Judge: DJ Ralton
Citation:  EWCOP 58
This recently published judgment from 2016 considers who is responsible for monitoring standard authorisation conditions. Managing authorities must comply with them, but who guards the guards? In the absence of an express statutory obligation, DJ Ralton held that supervisory bodies are under a duty to do so. This was for three reasons. First, a supervisory body has a discretion to carry out a review of the authorisation it has granted. It cannot exercise that discretion unless “it carries out its own function of considering the standard authorisation and monitoring the conditions that it has imposed” (para 13). Secondly, Article 5 ECHR requires continued justification of the deprivation of liberty which cannot be done passively by the decision-maker (para 14). And, thirdly, although “there is an obligation upon the RPR so far as he/she is able to ensure that conditions are complied with”, the RPR’s function is not to monitor compliance and report back to the supervisory body. The RPR acts on behalf of P and does not owe an agency-type duty towards the supervisory body (para 12).
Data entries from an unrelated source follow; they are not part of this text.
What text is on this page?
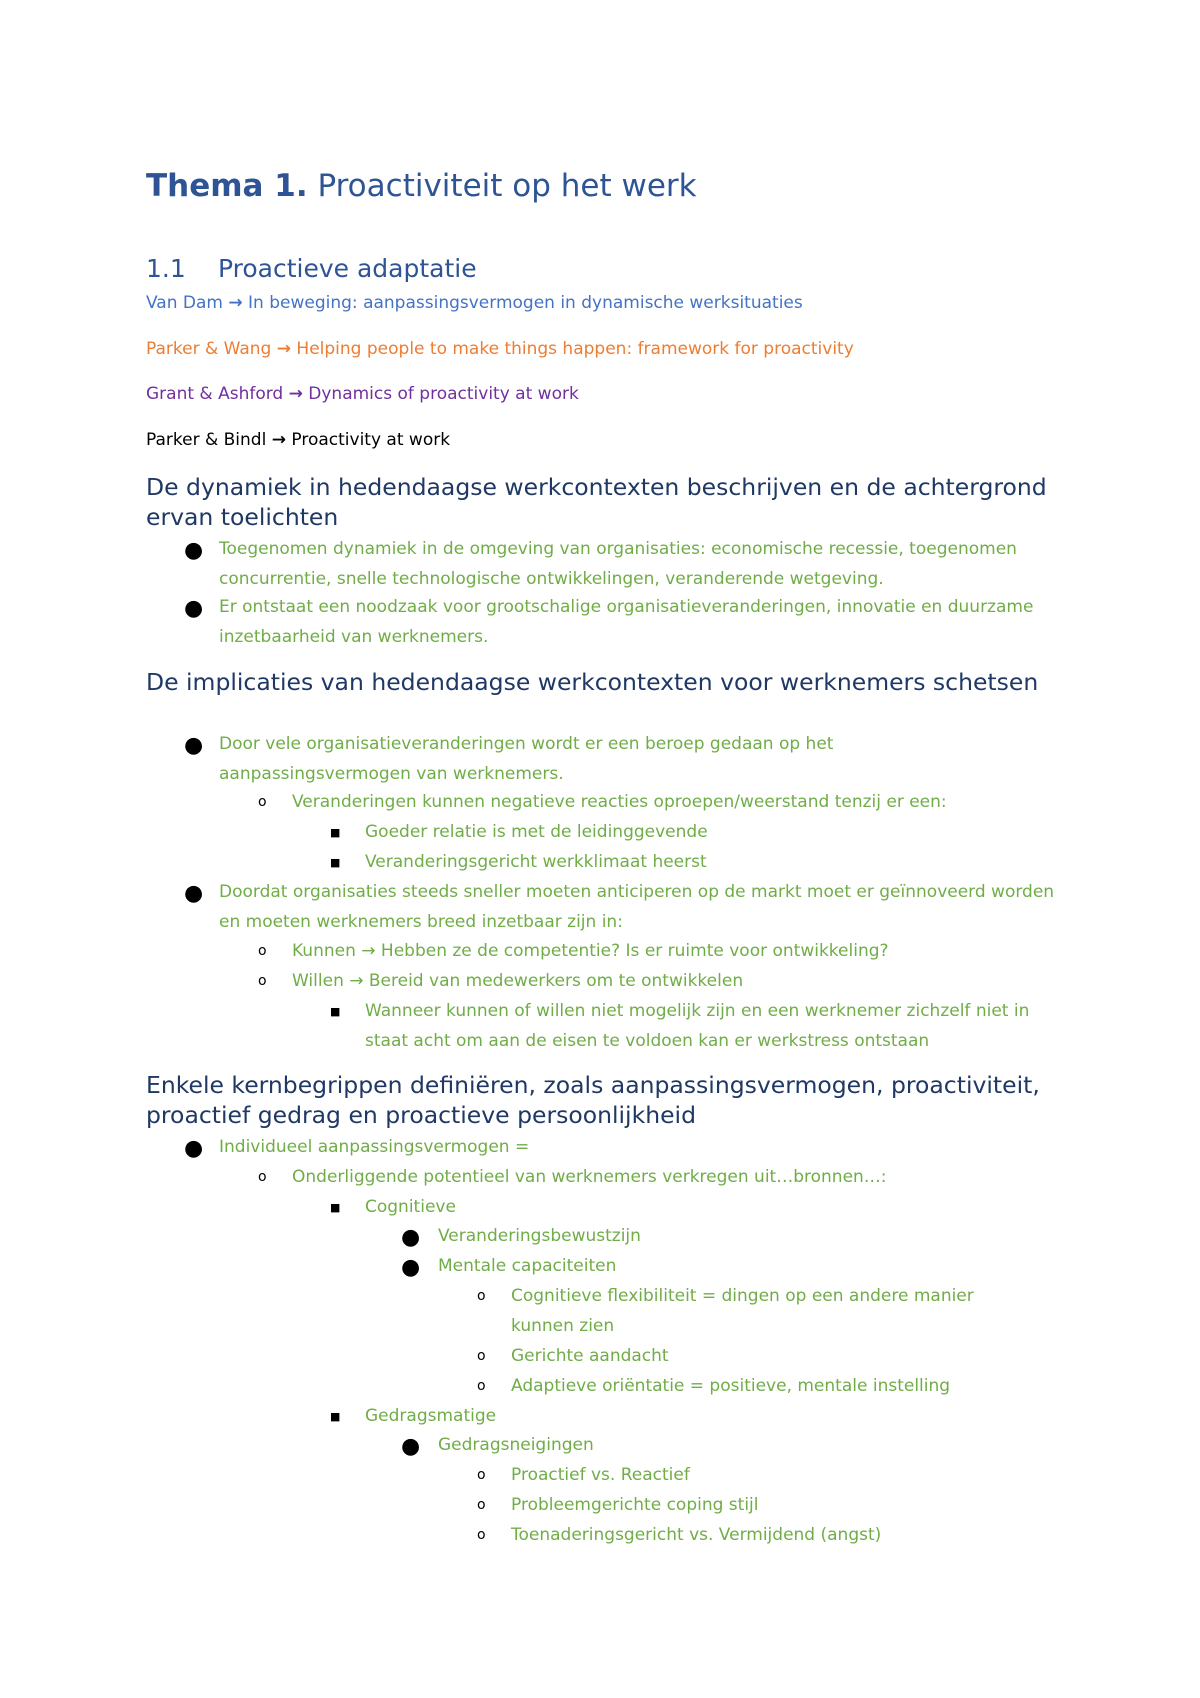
Thema 1. Proactiviteit op het werk
1.1 Proactieve adaptatie
Van Dam → In beweging: aanpassingsvermogen in dynamische werksituaties
Parker & Wang → Helping people to make things happen: framework for proactivity
Grant & Ashford → Dynamics of proactivity at work
Parker & Bindl → Proactivity at work
De dynamiek in hedendaagse werkcontexten beschrijven en de achtergrond ervan toelichten
● Toegenomen dynamiek in de omgeving van organisaties: economische recessie, toegenomen concurrentie, snelle technologische ontwikkelingen, veranderende wetgeving.
● Er ontstaat een noodzaak voor grootschalige organisatieveranderingen, innovatie en duurzame inzetbaarheid van werknemers.
De implicaties van hedendaagse werkcontexten voor werknemers schetsen
● Door vele organisatieveranderingen wordt er een beroep gedaan op het aanpassingsvermogen van werknemers.
o Veranderingen kunnen negatieve reacties oproepen/weerstand tenzij er een:
■ Goeder relatie is met de leidinggevende
■ Veranderingsgericht werkklimaat heerst
● Doordat organisaties steeds sneller moeten anticiperen op de markt moet er geïnnoveerd worden en moeten werknemers breed inzetbaar zijn in:
o Kunnen → Hebben ze de competentie? Is er ruimte voor ontwikkeling?
o Willen → Bereid van medewerkers om te ontwikkelen
■ Wanneer kunnen of willen niet mogelijk zijn en een werknemer zichzelf niet in staat acht om aan de eisen te voldoen kan er werkstress ontstaan
Enkele kernbegrippen definiëren, zoals aanpassingsvermogen, proactiviteit, proactief gedrag en proactieve persoonlijkheid
● Individueel aanpassingsvermogen =
o Onderliggende potentieel van werknemers verkregen uit…bronnen…:
■ Cognitieve
● Veranderingsbewustzijn
● Mentale capaciteiten
o Cognitieve flexibiliteit = dingen op een andere manier kunnen zien
o Gerichte aandacht
o Adaptieve oriëntatie = positieve, mentale instelling
■ Gedragsmatige
● Gedragsneigingen
o Proactief vs. Reactief
o Probleemgerichte coping stijl
o Toenaderingsgericht vs. Vermijdend (angst)
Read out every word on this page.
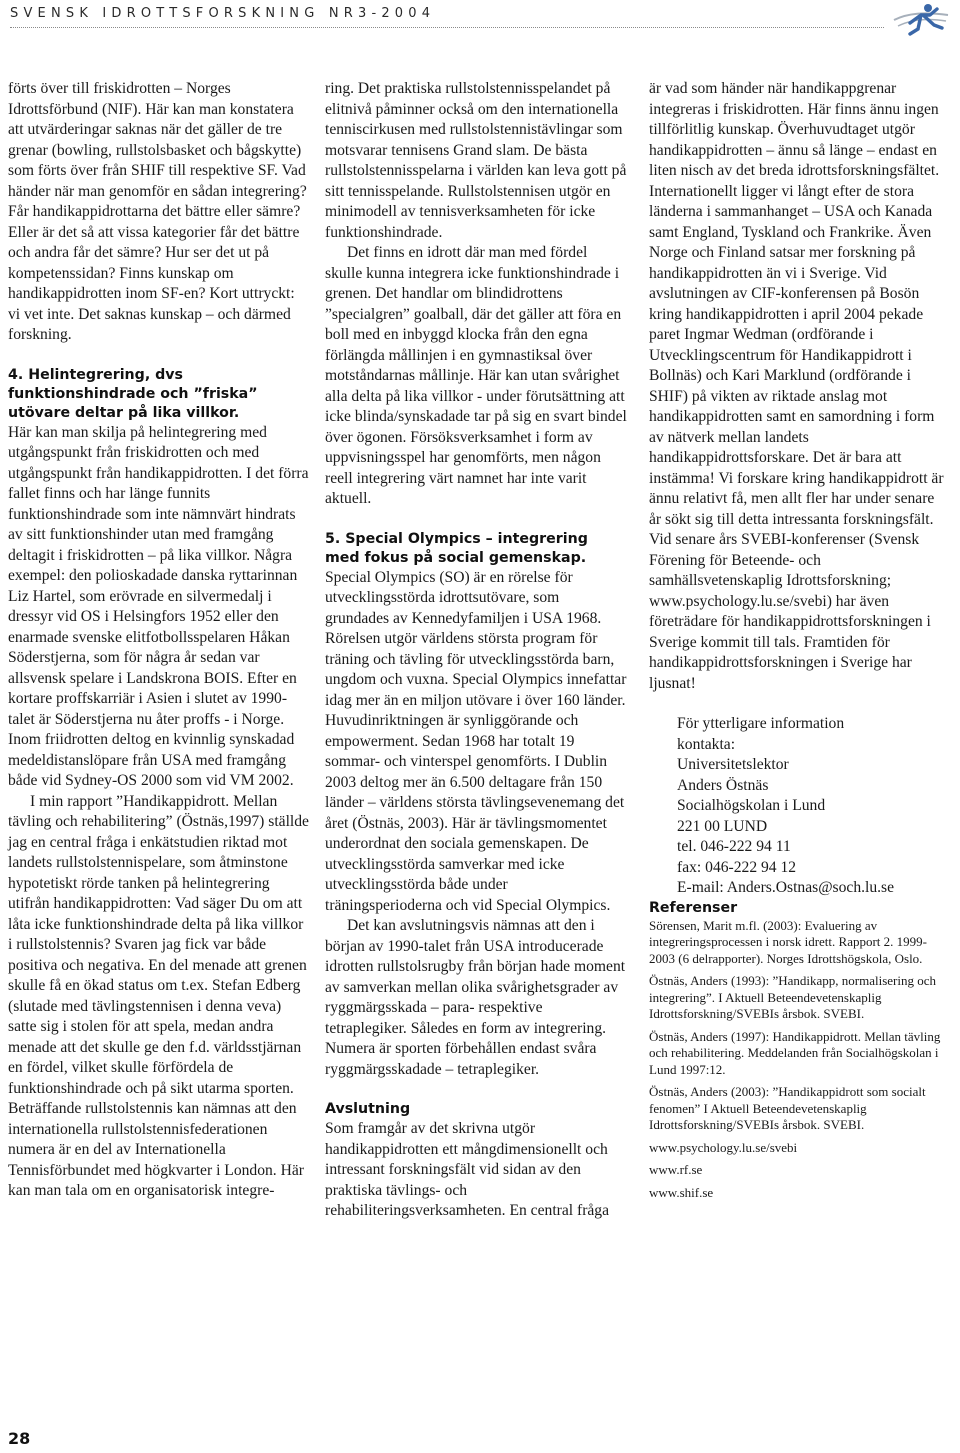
SVENSK IDROTTSFORSKNING NR3-2004

förts över till friskidrotten – Norges Idrottsförbund (NIF). Här kan man konstatera att utvärderingar saknas när det gäller de tre grenar (bowling, rullstolsbasket och bågskytte) som förts över från SHIF till respektive SF. Vad händer när man genomför en sådan integrering? Får handikappidrottarna det bättre eller sämre? Eller är det så att vissa kategorier får det bättre och andra får det sämre? Hur ser det ut på kompetenssidan? Finns kunskap om handikappidrotten inom SF-en? Kort uttryckt: vi vet inte. Det saknas kunskap – och därmed forskning.

4. Helintegrering, dvs funktionshindrade och ”friska” utövare deltar på lika villkor.

Här kan man skilja på helintegrering med utgångspunkt från friskidrotten och med utgångspunkt från handikappidrotten. I det förra fallet finns och har länge funnits funktionshindrade som inte nämnvärt hindrats av sitt funktionshinder utan med framgång deltagit i friskidrotten – på lika villkor. Några exempel: den polioskadade danska ryttarinnan Liz Hartel, som erövrade en silvermedalj i dressyr vid OS i Helsingfors 1952 eller den enarmade svenske elitfotbollsspelaren Håkan Söderstjerna, som för några år sedan var allsvensk spelare i Landskrona BOIS. Efter en kortare proffskarriär i Asien i slutet av 1990-talet är Söderstjerna nu åter proffs - i Norge. Inom friidrotten deltog en kvinnlig synskadad medeldistanslöpare från USA med framgång både vid Sydney-OS 2000 som vid VM 2002.

I min rapport ”Handikappidrott. Mellan tävling och rehabilitering” (Östnäs,1997) ställde jag en central fråga i enkätstudien riktad mot landets rullstolstennispelare, som åtminstone hypotetiskt rörde tanken på helintegrering utifrån handikappidrotten: Vad säger Du om att låta icke funktionshindrade delta på lika villkor i rullstolstennis? Svaren jag fick var både positiva och negativa. En del menade att grenen skulle få en ökad status om t.ex. Stefan Edberg (slutade med tävlingstennisen i denna veva) satte sig i stolen för att spela, medan andra menade att det skulle ge den f.d. världsstjärnan en fördel, vilket skulle förfördela de funktionshindrade och på sikt utarma sporten. Beträffande rullstolstennis kan nämnas att den internationella rullstolstennisfederationen numera är en del av Internationella Tennisförbundet med högkvarter i London. Här kan man tala om en organisatorisk integre-

ring. Det praktiska rullstolstennisspelandet på elitnivå påminner också om den internationella tenniscirkusen med rullstolstennistävlingar som motsvarar tennisens Grand slam. De bästa rullstolstennisspelarna i världen kan leva gott på sitt tennisspelande. Rullstolstennisen utgör en minimodell av tennisverksamheten för icke funktionshindrade.

Det finns en idrott där man med fördel skulle kunna integrera icke funktionshindrade i grenen. Det handlar om blindidrottens ”specialgren” goalball, där det gäller att föra en boll med en inbyggd klocka från den egna förlängda mållinjen i en gymnastiksal över motståndarnas mållinje. Här kan utan svårighet alla delta på lika villkor - under förutsättning att icke blinda/synskadade tar på sig en svart bindel över ögonen. Försöksverksamhet i form av uppvisningsspel har genomförts, men någon reell integrering värt namnet har inte varit aktuell.

5. Special Olympics – integrering med fokus på social gemenskap.

Special Olympics (SO) är en rörelse för utvecklingsstörda idrottsutövare, som grundades av Kennedyfamiljen i USA 1968. Rörelsen utgör världens största program för träning och tävling för utvecklingsstörda barn, ungdom och vuxna. Special Olympics innefattar idag mer än en miljon utövare i över 160 länder. Huvudinriktningen är synliggörande och empowerment. Sedan 1968 har totalt 19 sommar- och vinterspel genomförts. I Dublin 2003 deltog mer än 6.500 deltagare från 150 länder – världens största tävlingsevenemang det året (Östnäs, 2003). Här är tävlingsmomentet underordnat den sociala gemenskapen. De utvecklingsstörda samverkar med icke utvecklingsstörda både under träningsperioderna och vid Special Olympics.

Det kan avslutningsvis nämnas att den i början av 1990-talet från USA introducerade idrotten rullstolsrugby från början hade moment av samverkan mellan olika svårighetsgrader av ryggmärgsskada – para- respektive tetraplegiker. Således en form av integrering. Numera är sporten förbehållen endast svåra ryggmärgsskadade – tetraplegiker.

Avslutning

Som framgår av det skrivna utgör handikappidrotten ett mångdimensionellt och intressant forskningsfält vid sidan av den praktiska tävlings- och rehabiliteringsverksamheten. En central fråga

är vad som händer när handikappgrenar integreras i friskidrotten. Här finns ännu ingen tillförlitlig kunskap. Överhuvudtaget utgör handikappidrotten – ännu så länge – endast en liten nisch av det breda idrottsforskningsfältet. Internationellt ligger vi långt efter de stora länderna i sammanhanget – USA och Kanada samt England, Tyskland och Frankrike. Även Norge och Finland satsar mer forskning på handikappidrotten än vi i Sverige. Vid avslutningen av CIF-konferensen på Bosön kring handikappidrotten i april 2004 pekade paret Ingmar Wedman (ordförande i Utvecklingscentrum för Handikappidrott i Bollnäs) och Kari Marklund (ordförande i SHIF) på vikten av riktade anslag mot handikappidrotten samt en samordning i form av nätverk mellan landets handikappidrottsforskare. Det är bara att instämma! Vi forskare kring handikappidrott är ännu relativt få, men allt fler har under senare år sökt sig till detta intressanta forskningsfält. Vid senare års SVEBI-konferenser (Svensk Förening för Beteende- och samhällsvetenskaplig Idrottsforskning; www.psychology.lu.se/svebi) har även företrädare för handikappidrottsforskningen i Sverige kommit till tals. Framtiden för handikappidrottsforskningen i Sverige har ljusnat!

För ytterligare information
kontakta:
Universitetslektor
Anders Östnäs
Socialhögskolan i Lund
221 00 LUND
tel. 046-222 94 11
fax: 046-222 94 12
E-mail: Anders.Ostnas@soch.lu.se
Referenser

Sörensen, Marit m.fl. (2003): Evaluering av integreringsprocessen i norsk idrett. Rapport 2. 1999-2003 (6 delrapporter). Norges Idrottshögskola, Oslo.

Östnäs, Anders (1993): ”Handikapp, normalisering och integrering”. I Aktuell Beteendevetenskaplig Idrottsforskning/SVEBIs årsbok. SVEBI.

Östnäs, Anders (1997): Handikappidrott. Mellan tävling och rehabilitering. Meddelanden från Socialhögskolan i Lund 1997:12.

Östnäs, Anders (2003): ”Handikappidrott som socialt fenomen” I Aktuell Beteendevetenskaplig Idrottsforskning/SVEBIs årsbok. SVEBI.

www.psychology.lu.se/svebi

www.rf.se

www.shif.se

28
The second legal issue related to how frequently condition compliance ought to be monitored. The judge held that “Frequency all depends” (para 15) and it is essentially a question of fact in each case.
The legislation’s silence on this significant issue has always been a concern. Authorisation conditions can make a real difference to the person’s care arrangements and well-being so an effective system for monitoring the managing authority’s compliance with them is necessary. Supervisory bodies may well despair at the prospect of having to fulfil this duty, but that is because of the scale of the challenge rather than because of the correctness of the legal principle underpinning it. How they are going to achieve this monitoring role will require careful thought. In the pre-Cheshire West days, for example, we recall some supervisory bodies requiring managing authorities to report back on condition compliance on a regular periodic basis.
There are many other issues relating to conditions that have yet to be determined in the case law. For example, what are the legal implications when authorisation conditions are not fulfilled? Who is responsible for condition breaches? The MCA states that it is managing authorities that “must” comply. But often the work necessary to achieve the condition needs to be undertaken by some other body or person. Hopefully further case law will explore these issues and plug the gaps left by the legislation.